The Importance of Grief

by Kelsey Jennings, Urban Outreach Specialist/ AmeriCorps Member with MN DNR State Parks and Trails through Conservation Corps’ Individual Placement program

When I decided to blog for Conservation Corps Minnesota & Iowa, I intended to write about my position. I am the Urban Outreach Specialist for Minnesota State Parks and Trails, and my job is to reach underrepresented communities and create a welcoming and safe environment within our State Parks and Trails. I plan and participate in events, and the original plan for this blog was to write about a large, international event that was set to occur in March. However, with considerations over COVID-19, the event organizers understandably canceled the event. As social distancing and state-wide shutdowns advanced, I watched as my last two months of planning slowly circled the drain. My first event was canceled. My collaboration with community centers was on hold and possibly dissolved. My ability to do my job was severely limited.

I struggled to balance these feelings of grief and loss with my feelings of pride for Minnesotans. In the first two weeks of social distancing, we saw a 46% drop in distance traveled, resulting in an “A” grade from tech company “Unacast” who analyzed all 50 states’ responses. After March 18th, the rate in which cases doubled went from every 1-2 days to every 8 days. These are great numbers and show that Minnesotans are as good as ever at following directions. As great as these numbers are, though, I still find myself disappointed. I’m unable to see my family and friends. I can’t support my favorite small businesses. All my in-person meetings have turned to virtual ones, where the struggle to connect and collaborate with each other is painfully obvious.

My position, and our existence, is forever-altered. So, how do we press on? We grieve.

It may feel selfish and petty, and if you’re like me, you might compare yourself to other people (my partner lost their job along with millions of others, I’m very thankful and lucky to still be employed). But we have all lost things. We have all been impacted. We are living through a major historical event, and we all have to reconcile that, but how? I have been trying to charge ahead as if nothing has changed, but everything has changed.

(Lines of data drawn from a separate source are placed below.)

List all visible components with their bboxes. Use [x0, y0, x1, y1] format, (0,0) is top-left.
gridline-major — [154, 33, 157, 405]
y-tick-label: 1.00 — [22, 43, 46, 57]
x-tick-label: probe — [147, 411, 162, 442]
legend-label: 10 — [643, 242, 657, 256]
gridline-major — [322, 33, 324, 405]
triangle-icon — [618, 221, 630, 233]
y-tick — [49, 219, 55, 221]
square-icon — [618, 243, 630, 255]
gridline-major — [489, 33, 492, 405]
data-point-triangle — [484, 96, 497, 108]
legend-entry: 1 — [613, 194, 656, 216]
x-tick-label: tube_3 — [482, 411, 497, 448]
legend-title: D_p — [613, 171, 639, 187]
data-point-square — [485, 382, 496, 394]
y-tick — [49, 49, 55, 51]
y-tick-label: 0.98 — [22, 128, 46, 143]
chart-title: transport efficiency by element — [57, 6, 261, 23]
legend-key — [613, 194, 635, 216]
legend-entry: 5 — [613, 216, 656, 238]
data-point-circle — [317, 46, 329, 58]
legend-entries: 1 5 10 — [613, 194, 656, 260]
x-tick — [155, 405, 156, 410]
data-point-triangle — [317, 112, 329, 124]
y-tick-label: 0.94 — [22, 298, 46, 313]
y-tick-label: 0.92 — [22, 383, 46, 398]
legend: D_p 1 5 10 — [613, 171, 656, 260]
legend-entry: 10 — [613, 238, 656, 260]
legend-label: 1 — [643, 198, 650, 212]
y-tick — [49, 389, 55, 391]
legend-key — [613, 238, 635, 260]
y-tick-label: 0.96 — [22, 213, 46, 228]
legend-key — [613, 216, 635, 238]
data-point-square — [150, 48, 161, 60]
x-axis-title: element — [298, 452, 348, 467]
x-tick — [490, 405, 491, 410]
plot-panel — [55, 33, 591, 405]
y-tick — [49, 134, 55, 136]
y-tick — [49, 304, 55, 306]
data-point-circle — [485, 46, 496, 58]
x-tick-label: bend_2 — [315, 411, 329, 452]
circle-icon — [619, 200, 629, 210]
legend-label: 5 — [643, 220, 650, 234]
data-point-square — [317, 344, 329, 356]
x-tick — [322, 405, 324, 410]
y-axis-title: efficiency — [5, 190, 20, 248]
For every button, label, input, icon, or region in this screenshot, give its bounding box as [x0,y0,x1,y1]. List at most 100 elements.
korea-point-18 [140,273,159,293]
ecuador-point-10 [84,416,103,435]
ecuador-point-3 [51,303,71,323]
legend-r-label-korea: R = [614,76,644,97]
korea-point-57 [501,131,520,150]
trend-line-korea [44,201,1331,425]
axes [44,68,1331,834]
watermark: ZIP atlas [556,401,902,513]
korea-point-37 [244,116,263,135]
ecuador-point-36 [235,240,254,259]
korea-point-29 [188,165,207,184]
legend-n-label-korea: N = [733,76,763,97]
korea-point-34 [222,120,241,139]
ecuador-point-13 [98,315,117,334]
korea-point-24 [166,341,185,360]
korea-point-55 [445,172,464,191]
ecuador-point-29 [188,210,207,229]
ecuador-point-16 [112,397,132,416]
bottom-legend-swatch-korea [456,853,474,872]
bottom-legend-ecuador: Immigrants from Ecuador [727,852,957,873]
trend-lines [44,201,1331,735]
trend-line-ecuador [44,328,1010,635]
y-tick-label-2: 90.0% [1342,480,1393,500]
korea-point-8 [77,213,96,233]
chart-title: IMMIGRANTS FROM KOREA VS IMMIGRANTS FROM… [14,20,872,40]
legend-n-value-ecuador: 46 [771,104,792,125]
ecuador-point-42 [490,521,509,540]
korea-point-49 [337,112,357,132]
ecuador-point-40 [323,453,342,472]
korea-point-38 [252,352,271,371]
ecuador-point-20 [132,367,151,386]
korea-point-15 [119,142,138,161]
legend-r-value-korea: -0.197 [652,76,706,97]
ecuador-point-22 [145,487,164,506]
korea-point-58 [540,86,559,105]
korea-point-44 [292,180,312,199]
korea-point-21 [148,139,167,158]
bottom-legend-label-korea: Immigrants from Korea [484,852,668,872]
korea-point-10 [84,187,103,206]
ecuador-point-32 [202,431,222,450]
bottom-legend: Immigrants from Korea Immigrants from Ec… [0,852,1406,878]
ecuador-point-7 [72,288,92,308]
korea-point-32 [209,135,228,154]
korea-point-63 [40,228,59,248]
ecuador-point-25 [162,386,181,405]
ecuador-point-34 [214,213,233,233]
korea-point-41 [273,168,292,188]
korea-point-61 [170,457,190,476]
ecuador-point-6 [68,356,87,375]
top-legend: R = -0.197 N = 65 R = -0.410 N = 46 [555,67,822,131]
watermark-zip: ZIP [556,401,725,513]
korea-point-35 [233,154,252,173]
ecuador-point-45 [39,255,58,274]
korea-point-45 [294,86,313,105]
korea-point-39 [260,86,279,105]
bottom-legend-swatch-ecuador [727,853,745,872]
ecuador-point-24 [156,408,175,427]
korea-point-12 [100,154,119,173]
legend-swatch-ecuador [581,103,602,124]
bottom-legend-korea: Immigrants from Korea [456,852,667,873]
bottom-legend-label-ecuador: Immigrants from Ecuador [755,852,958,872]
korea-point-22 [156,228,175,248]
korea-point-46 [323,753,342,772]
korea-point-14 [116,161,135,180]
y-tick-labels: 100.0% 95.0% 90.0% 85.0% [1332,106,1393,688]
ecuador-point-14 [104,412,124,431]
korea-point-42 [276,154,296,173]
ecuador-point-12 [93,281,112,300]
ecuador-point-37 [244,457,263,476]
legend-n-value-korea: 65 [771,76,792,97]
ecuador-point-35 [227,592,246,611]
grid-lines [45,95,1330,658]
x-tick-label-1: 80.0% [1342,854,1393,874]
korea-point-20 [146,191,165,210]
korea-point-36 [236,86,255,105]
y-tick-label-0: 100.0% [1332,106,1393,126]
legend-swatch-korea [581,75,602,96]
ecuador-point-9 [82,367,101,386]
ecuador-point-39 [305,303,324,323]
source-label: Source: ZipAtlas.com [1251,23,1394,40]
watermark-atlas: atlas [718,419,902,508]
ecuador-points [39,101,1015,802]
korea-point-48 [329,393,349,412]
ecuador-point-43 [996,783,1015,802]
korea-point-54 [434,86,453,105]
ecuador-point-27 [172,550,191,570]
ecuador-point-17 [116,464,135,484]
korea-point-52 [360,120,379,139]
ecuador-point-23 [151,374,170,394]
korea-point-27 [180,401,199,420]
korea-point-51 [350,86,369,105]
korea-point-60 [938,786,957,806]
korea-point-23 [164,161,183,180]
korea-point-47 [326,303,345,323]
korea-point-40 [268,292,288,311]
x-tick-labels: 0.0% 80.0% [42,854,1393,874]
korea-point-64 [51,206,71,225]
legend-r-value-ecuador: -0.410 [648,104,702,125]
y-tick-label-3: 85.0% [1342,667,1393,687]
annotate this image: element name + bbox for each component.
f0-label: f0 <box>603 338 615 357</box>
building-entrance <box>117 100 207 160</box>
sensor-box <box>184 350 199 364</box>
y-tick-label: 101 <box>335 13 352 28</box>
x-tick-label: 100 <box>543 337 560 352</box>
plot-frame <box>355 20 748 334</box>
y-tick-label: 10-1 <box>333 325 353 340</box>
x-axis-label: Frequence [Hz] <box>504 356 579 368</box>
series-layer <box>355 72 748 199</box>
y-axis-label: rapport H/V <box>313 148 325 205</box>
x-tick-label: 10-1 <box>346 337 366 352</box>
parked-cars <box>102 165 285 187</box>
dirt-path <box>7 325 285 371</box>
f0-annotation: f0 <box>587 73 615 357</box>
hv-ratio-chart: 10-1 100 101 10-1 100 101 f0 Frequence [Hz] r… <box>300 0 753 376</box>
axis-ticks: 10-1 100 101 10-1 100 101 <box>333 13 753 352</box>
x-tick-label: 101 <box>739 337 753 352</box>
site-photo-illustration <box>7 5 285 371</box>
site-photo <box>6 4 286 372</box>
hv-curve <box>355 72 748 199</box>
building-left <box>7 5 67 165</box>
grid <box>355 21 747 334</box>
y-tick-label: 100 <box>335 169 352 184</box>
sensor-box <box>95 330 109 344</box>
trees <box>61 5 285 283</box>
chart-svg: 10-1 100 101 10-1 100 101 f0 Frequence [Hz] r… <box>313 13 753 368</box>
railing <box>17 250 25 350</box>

And so, I encourage you to do whatever you need to do to get through this. Feel your feelings. Grieve your losses. Be kind to yourself, and listen to what your bodies need. Take that nap. Bake those cookies. Distract yourself (here’s my favorite list of distractions). Don’t feel guilty for not picking up twenty (or any) new hobbies. Remember that your time does not need to be commodified. And above all, know that your actions are working. We are in this together, and together we will succeed.

Here’s how I’ve been dealing:

I created a space that is mine for work (yes that is a board I stole from a shelf on top of a keyboard stand) and I drink a lot of tea.

I take pictures of my pets, especially if they’re doing something funny.

Elroy not so subtly asking me to play with him.

An old picture of Kenya enjoying some nice weather in her hiking pack.

Mr. Grigsby not adapting well to everyone being home all the time (but really nailing social distance).

I went classic and listened to some records while working.

I experimented with Dalgona (AKA TikTok) coffee and then took some time to do a photoshoot with them.